After these steps, root task is able to touch the memory at 0x40001000
without crashing, which is just expected.

However, the attempt to attach the same page at a second virtual address
fails:

! <<seL4 [decodeIA32FrameInvocation/1630 Te3ffd880 @100025f]:
!   IA32Frame: Frame already mapped.>>

This is the point where the similarity of seL4's kernel interface to real
page tables ends. With real page tables, one physical page frame can be
present in any number of page tables by simply writing the frame number into
the corresponding page-table entry. In principle, a frame number corresponds
to an IA32_4K capability. But in contrast to a frame number, which can be
reused for any number of page-table entries, on seL4, each insertion of a
page frame into a page table requires a distinct IA32_4K capability. For a
given IA32_4K capability, the creation of a second capability that refers to
the same frame is easy enough:

! seL4_CNode     const service    =  seL4_CapInitThreadCNode;
! seL4_Word      const dest_index = PAGE_CAP_2;
! uint8_t        const dest_depth = 32;
! seL4_CNode     const src_root   = seL4_CapInitThreadCNode;
! seL4_Word      const src_index  = PAGE_CAP;
! uint8_t        const src_depth  = 32;
! seL4_CapRights const rights     = seL4_AllRights;
!
! int const ret = seL4_CNode_Copy(service, dest_index, dest_depth,
!                                 src_root, src_index, src_depth, rights);

Inserting the page mapping using the copy of the original IA32_4K capability
works:

! seL4_IA32_Page          const service = PAGE_CAP_2;
! seL4_IA32_PageDirectory const pd      = seL4_CapInitThreadPD;
! seL4_Word               const vaddr   = 0x40002000;
! seL4_CapRights          const rights  = seL4_AllRights;
! seL4_IA32_VMAttributes  const attr    = seL4_IA32_Default_VMAttributes;
!
! int const ret = seL4_IA32_Page_Map(service, pd, vaddr, rights, attr);

The subsequent test of writing a string to 0x40001000 and reading it from
0x40002000 produces the desired result.


*Sentiments*

Compared to traditional L4 kernels, the virtual memory management of seL4
is much more advanced. It solves pressing problems that plagued L4 kernels
since an eternity. This is extremely valuable!

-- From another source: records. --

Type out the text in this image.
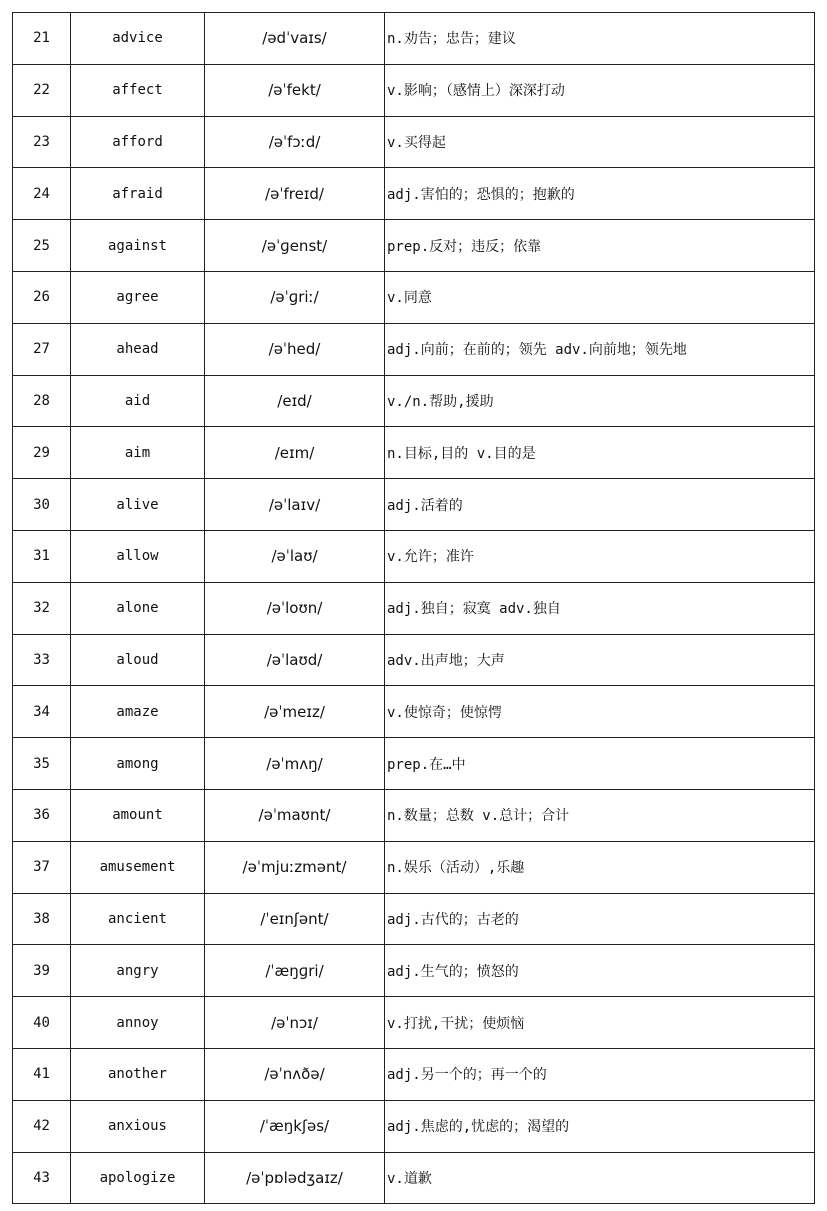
21	advice	/ədˈvaɪs/	n.劝告；忠告；建议
22	affect	/əˈfekt/	v.影响；（感情上）深深打动
23	afford	/əˈfɔːd/	v.买得起
24	afraid	/əˈfreɪd/	adj.害怕的；恐惧的；抱歉的
25	against	/əˈɡenst/	prep.反对；违反；依靠
26	agree	/əˈɡriː/	v.同意
27	ahead	/əˈhed/	adj.向前；在前的；领先 adv.向前地；领先地
28	aid	/eɪd/	v./n.帮助,援助
29	aim	/eɪm/	n.目标,目的 v.目的是
30	alive	/əˈlaɪv/	adj.活着的
31	allow	/əˈlaʊ/	v.允许；准许
32	alone	/əˈloʊn/	adj.独自；寂寞 adv.独自
33	aloud	/əˈlaʊd/	adv.出声地；大声
34	amaze	/əˈmeɪz/	v.使惊奇；使惊愕
35	among	/əˈmʌŋ/	prep.在…中
36	amount	/əˈmaʊnt/	n.数量；总数 v.总计；合计
37	amusement	/əˈmjuːzmənt/	n.娱乐（活动）,乐趣
38	ancient	/ˈeɪnʃənt/	adj.古代的；古老的
39	angry	/ˈæŋɡri/	adj.生气的；愤怒的
40	annoy	/əˈnɔɪ/	v.打扰,干扰；使烦恼
41	another	/əˈnʌðə/	adj.另一个的；再一个的
42	anxious	/ˈæŋkʃəs/	adj.焦虑的,忧虑的；渴望的
43	apologize	/əˈpɒlədʒaɪz/	v.道歉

On the other hand, it does so by putting the burden of kernel-resource
management onto the user land while further complicating the problem
compared to the underlying mechanism provided by the MMU hardware.
I understand that the copies of the page-frame capabilities are needed to
enable to kernel to find and flush all page-table entries when a page frame is
destroyed. This is a fundamental security property of the kernel.

In Genode, each range of physical memory is represented as a dataspace that
can be attached to different or the same virtual address spaces any number of
times. The seemingly small detail that the population of each page-table entry
requires a dedicated kernel object raises quite a challenge.
We do not only need to perform the book keeping of the physical page
frames and their corresponding capability numbers, but additionally need to
create and keep track of an additional kernel object (a copy of the page-frame
capability) each time a physical page is mapped to a virtual address space.
It goes without saying that all the book-keeping meta data must be allocated
somewhere and accounted properly.
Fortunately, I see how Genode's resource-trading mechanisms could come to
the rescue here.